USDA’s rural housing programs take extreme hits in the president’s budget proposal. The budget eliminates all direct funding for rural housing programs, leaving only rural rental assistance for existing properties and some guaranteed loan programs. The guaranteed loan programs do not serve the lowest-income renters well. Section 521 Rural Rental Assistance was funded at $1.407 billion, but it is not clear if this is enough to renew all rental assistance contracts.

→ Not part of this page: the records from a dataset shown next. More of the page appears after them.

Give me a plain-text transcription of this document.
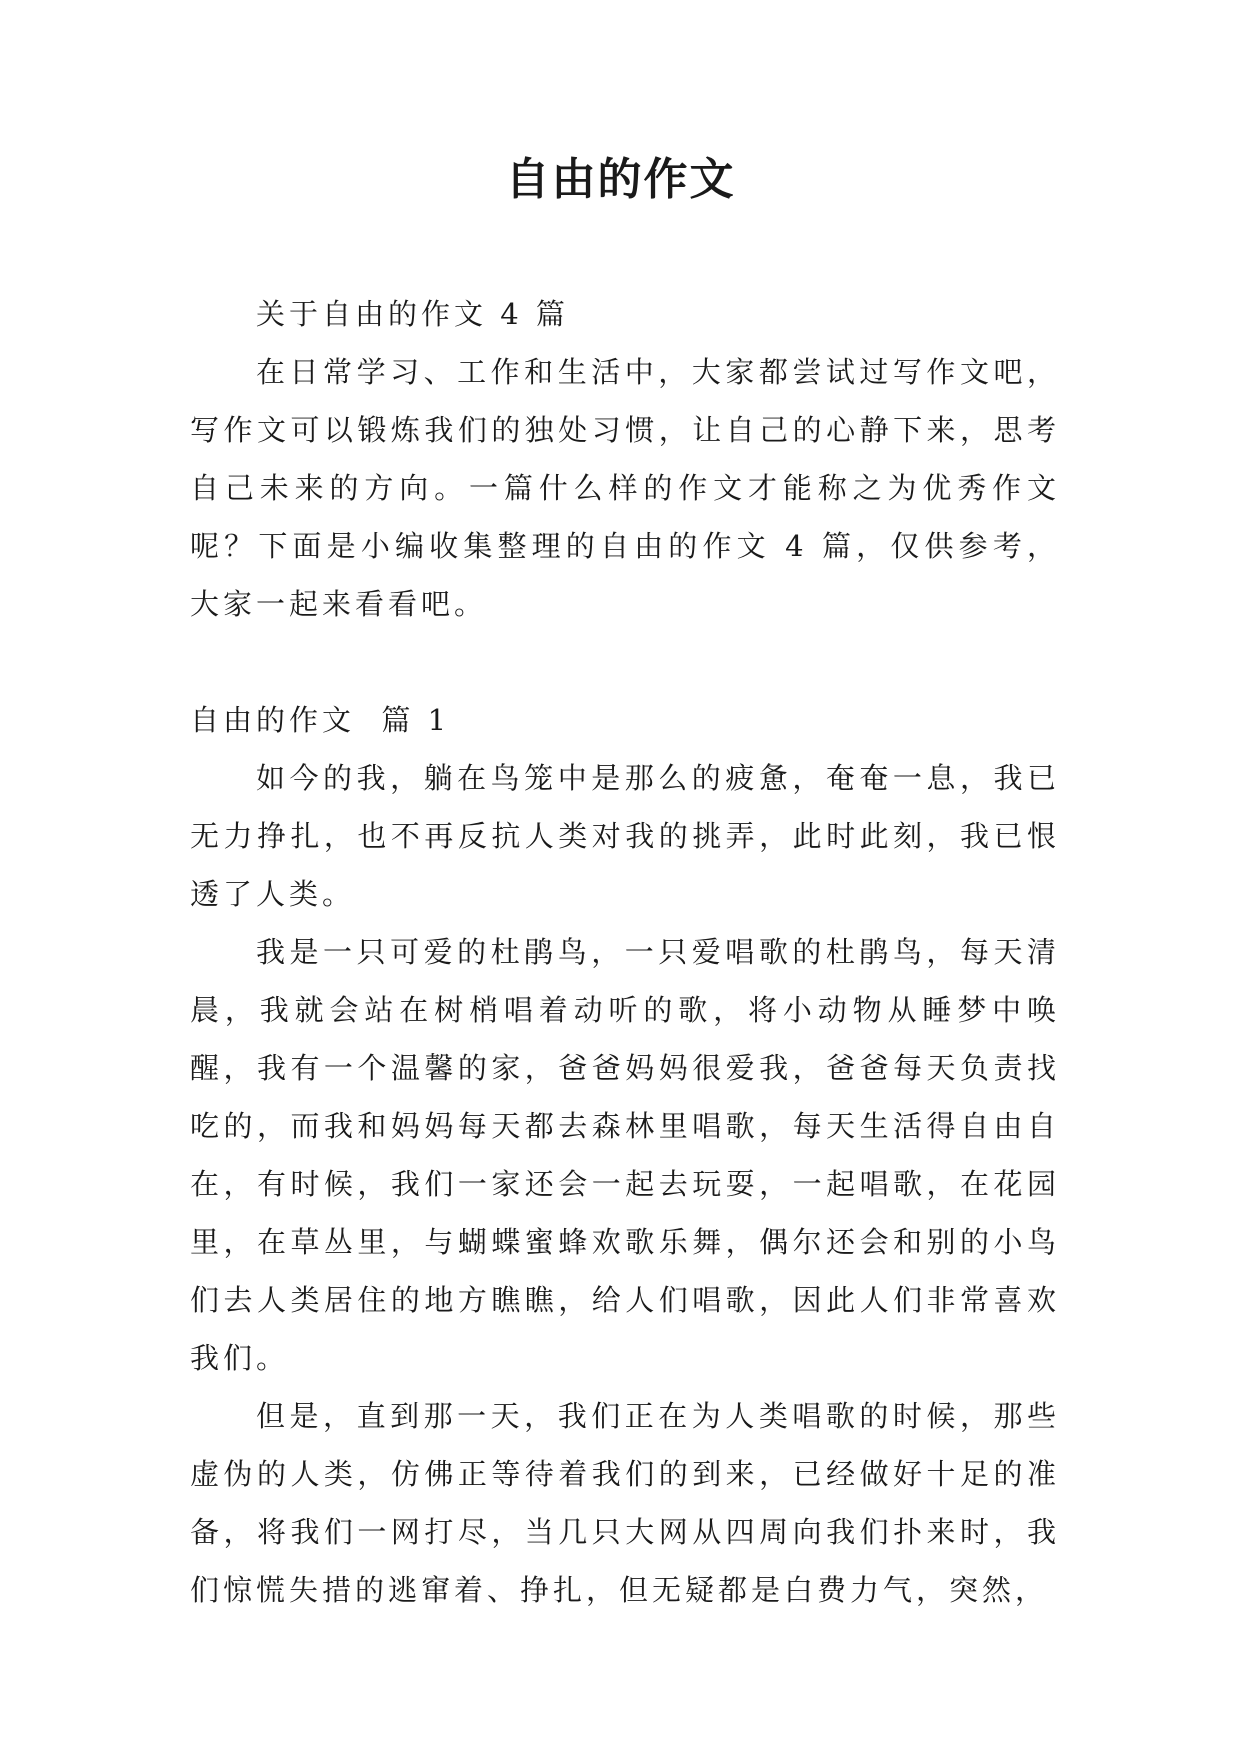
自由的作文

关于自由的作文 4 篇

在日常学习、工作和生活中，大家都尝试过写作文吧，写作文可以锻炼我们的独处习惯，让自己的心静下来，思考自己未来的方向。一篇什么样的作文才能称之为优秀作文呢？下面是小编收集整理的自由的作文 4 篇，仅供参考，大家一起来看看吧。

自由的作文  篇 1

如今的我，躺在鸟笼中是那么的疲惫，奄奄一息，我已无力挣扎，也不再反抗人类对我的挑弄，此时此刻，我已恨透了人类。

我是一只可爱的杜鹃鸟，一只爱唱歌的杜鹃鸟，每天清晨，我就会站在树梢唱着动听的歌，将小动物从睡梦中唤醒，我有一个温馨的家，爸爸妈妈很爱我，爸爸每天负责找吃的，而我和妈妈每天都去森林里唱歌，每天生活得自由自在，有时候，我们一家还会一起去玩耍，一起唱歌，在花园里，在草丛里，与蝴蝶蜜蜂欢歌乐舞，偶尔还会和别的小鸟们去人类居住的地方瞧瞧，给人们唱歌，因此人们非常喜欢我们。

但是，直到那一天，我们正在为人类唱歌的时候，那些虚伪的人类，仿佛正等待着我们的到来，已经做好十足的准备，将我们一网打尽，当几只大网从四周向我们扑来时，我们惊慌失措的逃窜着、挣扎，但无疑都是白费力气，突然，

The president’s budget provides zero funding for the Section 515 Rural Rental Housing program, which provides subsidized loans to build affordable rentals in rural areas. Section 515 developments serve rural residents with the lowest incomes, including seniors and disabled persons. They are often the only affordable housing for miles around. It eliminates a program to preserve affordable rental housing, the Multifamily Preservation and Revitalization Demonstration. The budget also zeroes out the Section 514/516 Farm Labor Housing programs, which provide affordable housing for low-income farmworkers, both on farms and in communities. In addition, it cuts all funding for Section 502 Direct Loans. These are subsidized loans that make homeownership affordable to low-income households in rural areas.
This is the same package of extreme housing cuts, unjust rent increases and cruel work requirements that a Republican Congress has rejected each of the past two years. Now that Democrats control the House of Representatives, there is little chance that these proposals will be enacted. The House and Senate Appropriations Committees will work on their own individual funding bills this spring and summer. The goal will be to reconcile the bills and pass the appropriations by September 30, the end of the federal fiscal year.

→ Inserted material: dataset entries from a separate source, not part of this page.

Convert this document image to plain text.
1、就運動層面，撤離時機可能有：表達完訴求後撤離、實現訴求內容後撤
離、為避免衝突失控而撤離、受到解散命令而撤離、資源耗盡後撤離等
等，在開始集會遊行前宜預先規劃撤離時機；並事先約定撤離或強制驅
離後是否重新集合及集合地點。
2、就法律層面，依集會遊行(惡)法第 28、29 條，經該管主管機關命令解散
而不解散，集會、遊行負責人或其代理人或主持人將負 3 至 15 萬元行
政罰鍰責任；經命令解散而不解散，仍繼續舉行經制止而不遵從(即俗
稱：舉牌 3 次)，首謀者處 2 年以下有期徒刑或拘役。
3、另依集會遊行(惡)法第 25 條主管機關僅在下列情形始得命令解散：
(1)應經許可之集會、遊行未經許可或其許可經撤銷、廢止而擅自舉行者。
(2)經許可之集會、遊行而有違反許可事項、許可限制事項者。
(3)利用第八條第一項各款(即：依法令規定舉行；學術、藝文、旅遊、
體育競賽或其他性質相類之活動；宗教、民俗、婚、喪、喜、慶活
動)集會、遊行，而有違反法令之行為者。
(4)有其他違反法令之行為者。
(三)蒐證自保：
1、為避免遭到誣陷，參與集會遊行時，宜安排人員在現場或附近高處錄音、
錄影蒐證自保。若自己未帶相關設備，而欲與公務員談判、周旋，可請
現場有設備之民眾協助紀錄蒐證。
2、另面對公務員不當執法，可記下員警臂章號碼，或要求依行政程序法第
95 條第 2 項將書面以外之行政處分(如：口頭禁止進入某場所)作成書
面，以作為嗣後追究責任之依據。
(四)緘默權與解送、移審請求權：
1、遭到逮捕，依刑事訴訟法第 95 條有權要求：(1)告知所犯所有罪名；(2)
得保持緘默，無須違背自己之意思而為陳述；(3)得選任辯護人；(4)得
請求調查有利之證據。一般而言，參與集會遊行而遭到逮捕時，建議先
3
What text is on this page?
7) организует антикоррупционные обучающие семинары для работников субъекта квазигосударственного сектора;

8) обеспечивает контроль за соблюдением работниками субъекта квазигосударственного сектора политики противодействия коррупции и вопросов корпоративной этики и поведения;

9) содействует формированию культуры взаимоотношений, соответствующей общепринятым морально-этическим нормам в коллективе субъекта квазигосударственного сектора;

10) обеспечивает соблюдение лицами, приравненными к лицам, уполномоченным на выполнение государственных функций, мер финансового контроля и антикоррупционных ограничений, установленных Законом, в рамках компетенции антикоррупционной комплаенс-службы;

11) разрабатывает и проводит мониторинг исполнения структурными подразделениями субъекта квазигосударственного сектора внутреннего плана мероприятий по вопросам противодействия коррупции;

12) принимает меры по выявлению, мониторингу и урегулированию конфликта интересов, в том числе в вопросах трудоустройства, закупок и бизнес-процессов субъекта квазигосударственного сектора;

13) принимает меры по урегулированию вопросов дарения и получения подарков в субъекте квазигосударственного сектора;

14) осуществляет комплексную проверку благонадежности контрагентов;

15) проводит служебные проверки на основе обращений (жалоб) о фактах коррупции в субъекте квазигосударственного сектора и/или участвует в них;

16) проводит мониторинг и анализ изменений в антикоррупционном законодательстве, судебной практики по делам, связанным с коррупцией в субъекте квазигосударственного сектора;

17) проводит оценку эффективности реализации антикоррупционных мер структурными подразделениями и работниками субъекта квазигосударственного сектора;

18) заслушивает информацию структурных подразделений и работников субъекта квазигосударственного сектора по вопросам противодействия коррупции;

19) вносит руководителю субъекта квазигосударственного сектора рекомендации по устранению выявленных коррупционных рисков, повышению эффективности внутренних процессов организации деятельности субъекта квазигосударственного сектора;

Affordable housing programs at HUD and USDA have seen funding increases in the last two years. This is due to Congress lifting spending caps for FY 2018 and FY 2019 that had been imposed by the Budget Control Act in 2011. These spending caps are called sequestration, and would require severe mandatory funding cuts across most programs in the federal government. According to the Center on Budget and Policy Priorities, sequestration caused a $400 billion drop in non-defense discretionary spending from 2011 to 2017. The 2018-2019 budget agreement started to reverse the government’s disinvestment in affordable housing. Congress needs to again lift the spending caps to make more affordable housing available for low-income renters.
President Trump’s most significant legislative achievement was the tax cut package passed in 2017. These tax cuts overwhelmingly benefit large corporations and wealthy Americans, and will increase the national deficit by more than $1 trillion. His budgets since then have proposed massive cuts to critical safety net programs, including affordable housing, to pay for these tax breaks. Congress has recognized that food assistance, health coverage and affordable housing are critical lifelines for millions of low-income Americans. As the FY 2020 appropriations process unfolds, representatives and senators will need to hear from low-income renters that affordable housing programs must be fully funded.